Learning music is a slow process, and we are no longer built for slow processes. Almost nothing in modern life asks us to wait. Knowledge is immediate. Satisfaction is immediate. Every question has an answer in seconds, with photographs and video. People become famous overnight. Studying an instrument refuses to join that world. It stays old, almost stubbornly ancient. It does not run on the rules of technology. It runs on the rules of nature.

So here is a question worth sitting with. What would you say to a child standing in the backyard, upset that the tree hasn’t grown tall enough this month? You wouldn’t scold him, and you wouldn’t pretend nothing is happening. You’d tell him the truth: that even though he can’t see it, under the surface the tree is sending its roots deeper into the ground. The work is real. It is simply not where his eyes are. And then one ordinary morning, with no announcement, the child walks outside and there is a new branch. A flower. Progress so clear no one could argue with it.

The silent compound of practice is invisible. You must trust the laws of nature not to fail you.

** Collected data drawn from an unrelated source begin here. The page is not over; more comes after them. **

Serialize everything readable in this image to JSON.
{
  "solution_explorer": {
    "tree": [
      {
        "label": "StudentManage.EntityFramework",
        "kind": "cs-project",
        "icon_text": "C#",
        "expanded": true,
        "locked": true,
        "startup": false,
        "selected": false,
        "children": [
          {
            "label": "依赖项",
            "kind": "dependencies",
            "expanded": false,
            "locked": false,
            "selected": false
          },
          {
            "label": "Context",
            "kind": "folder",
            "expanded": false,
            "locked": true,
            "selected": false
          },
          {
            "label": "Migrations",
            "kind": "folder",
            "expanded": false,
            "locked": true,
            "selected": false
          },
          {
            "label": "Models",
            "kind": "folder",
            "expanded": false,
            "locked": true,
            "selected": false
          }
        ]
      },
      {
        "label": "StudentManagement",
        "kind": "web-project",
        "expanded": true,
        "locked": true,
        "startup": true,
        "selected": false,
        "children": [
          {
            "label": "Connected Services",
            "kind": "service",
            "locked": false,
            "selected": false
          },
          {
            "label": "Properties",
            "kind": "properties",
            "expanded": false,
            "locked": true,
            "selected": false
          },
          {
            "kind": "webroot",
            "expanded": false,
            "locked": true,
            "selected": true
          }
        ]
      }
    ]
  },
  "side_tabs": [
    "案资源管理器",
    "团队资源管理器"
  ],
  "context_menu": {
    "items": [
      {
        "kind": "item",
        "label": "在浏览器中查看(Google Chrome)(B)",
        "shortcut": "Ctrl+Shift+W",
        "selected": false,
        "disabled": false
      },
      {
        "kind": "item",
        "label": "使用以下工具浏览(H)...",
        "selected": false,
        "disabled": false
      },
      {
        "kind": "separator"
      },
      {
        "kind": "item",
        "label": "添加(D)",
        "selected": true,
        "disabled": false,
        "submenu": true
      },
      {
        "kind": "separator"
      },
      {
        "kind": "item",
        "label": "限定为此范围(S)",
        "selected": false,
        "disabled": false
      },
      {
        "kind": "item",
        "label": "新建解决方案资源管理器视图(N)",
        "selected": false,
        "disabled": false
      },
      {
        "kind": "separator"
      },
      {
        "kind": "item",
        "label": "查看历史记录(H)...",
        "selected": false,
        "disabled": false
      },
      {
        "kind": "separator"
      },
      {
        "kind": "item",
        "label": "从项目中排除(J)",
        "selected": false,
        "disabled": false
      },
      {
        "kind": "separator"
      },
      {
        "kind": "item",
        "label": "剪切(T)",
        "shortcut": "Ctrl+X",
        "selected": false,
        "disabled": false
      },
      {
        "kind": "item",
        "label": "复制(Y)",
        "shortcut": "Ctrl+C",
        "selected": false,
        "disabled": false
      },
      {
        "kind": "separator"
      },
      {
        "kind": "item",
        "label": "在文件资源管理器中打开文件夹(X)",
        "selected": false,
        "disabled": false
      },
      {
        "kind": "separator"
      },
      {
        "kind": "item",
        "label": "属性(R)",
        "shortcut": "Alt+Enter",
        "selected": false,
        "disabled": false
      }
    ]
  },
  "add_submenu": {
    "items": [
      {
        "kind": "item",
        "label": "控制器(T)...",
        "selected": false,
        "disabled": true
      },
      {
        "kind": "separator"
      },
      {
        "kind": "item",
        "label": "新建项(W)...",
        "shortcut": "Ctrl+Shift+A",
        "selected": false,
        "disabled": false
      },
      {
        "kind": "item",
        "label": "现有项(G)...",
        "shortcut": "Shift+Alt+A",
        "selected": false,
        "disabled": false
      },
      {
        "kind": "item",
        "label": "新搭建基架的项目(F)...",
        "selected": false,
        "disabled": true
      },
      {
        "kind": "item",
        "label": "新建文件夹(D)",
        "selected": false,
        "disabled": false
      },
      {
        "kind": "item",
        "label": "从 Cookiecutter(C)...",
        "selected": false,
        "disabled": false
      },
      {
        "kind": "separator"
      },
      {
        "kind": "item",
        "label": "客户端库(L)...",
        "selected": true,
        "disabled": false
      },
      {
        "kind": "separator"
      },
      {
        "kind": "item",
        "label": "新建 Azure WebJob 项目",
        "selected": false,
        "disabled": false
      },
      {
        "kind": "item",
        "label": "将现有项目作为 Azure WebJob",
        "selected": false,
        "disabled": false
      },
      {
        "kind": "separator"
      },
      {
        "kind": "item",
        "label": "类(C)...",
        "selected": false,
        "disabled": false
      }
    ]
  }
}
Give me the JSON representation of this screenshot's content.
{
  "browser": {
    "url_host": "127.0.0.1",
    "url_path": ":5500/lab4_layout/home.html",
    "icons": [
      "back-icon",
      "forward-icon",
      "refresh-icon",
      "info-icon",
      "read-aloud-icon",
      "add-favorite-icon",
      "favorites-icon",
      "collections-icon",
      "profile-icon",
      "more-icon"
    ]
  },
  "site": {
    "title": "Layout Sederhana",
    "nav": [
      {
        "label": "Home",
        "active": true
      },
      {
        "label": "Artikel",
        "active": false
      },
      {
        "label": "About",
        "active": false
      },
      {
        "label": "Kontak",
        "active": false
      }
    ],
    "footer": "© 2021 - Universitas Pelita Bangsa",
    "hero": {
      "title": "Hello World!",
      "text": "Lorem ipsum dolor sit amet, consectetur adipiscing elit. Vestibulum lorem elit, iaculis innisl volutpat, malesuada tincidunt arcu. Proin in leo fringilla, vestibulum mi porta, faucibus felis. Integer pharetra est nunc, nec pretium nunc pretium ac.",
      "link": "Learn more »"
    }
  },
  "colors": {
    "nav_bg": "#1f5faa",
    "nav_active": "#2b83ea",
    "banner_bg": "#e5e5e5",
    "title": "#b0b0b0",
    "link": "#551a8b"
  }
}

That is exactly what a plateau is. The silent compounding of practice is invisible to you while it happens. You cannot see the roots. You see only the surface, and on the surface, for weeks at a time, nothing seems to move.

What that stretch asks of you is not more talent, and not more frustration. It is trust. You have to trust the laws of nature not to fail you, the way the tree trusts them. Do your part of the agreement — show up and practice to the best of your ability, with good intentions and with faith — and the leap will come. And when it comes, you will know it, because it is never subtle. A clear jump in your speed. A sudden ease in your rhythmic understanding. A flower, fully open.

The players who disappear are almost always the ones who mistook the plateau for a wall. The ones who keep arriving — who treat practice not as a transaction owed results, but as a ceremony they keep returning to — are growing roots the entire time they believe nothing is happening. And in their season, those roots break the surface as new branches of musical expression.

So when you reach that flat, quiet, discouraging stretch — and you will, more than once — recognize it for what it is. It is not the end of your progress. It is the part of your progress you were never meant to see.

Keep arriving. The flower is already on its way.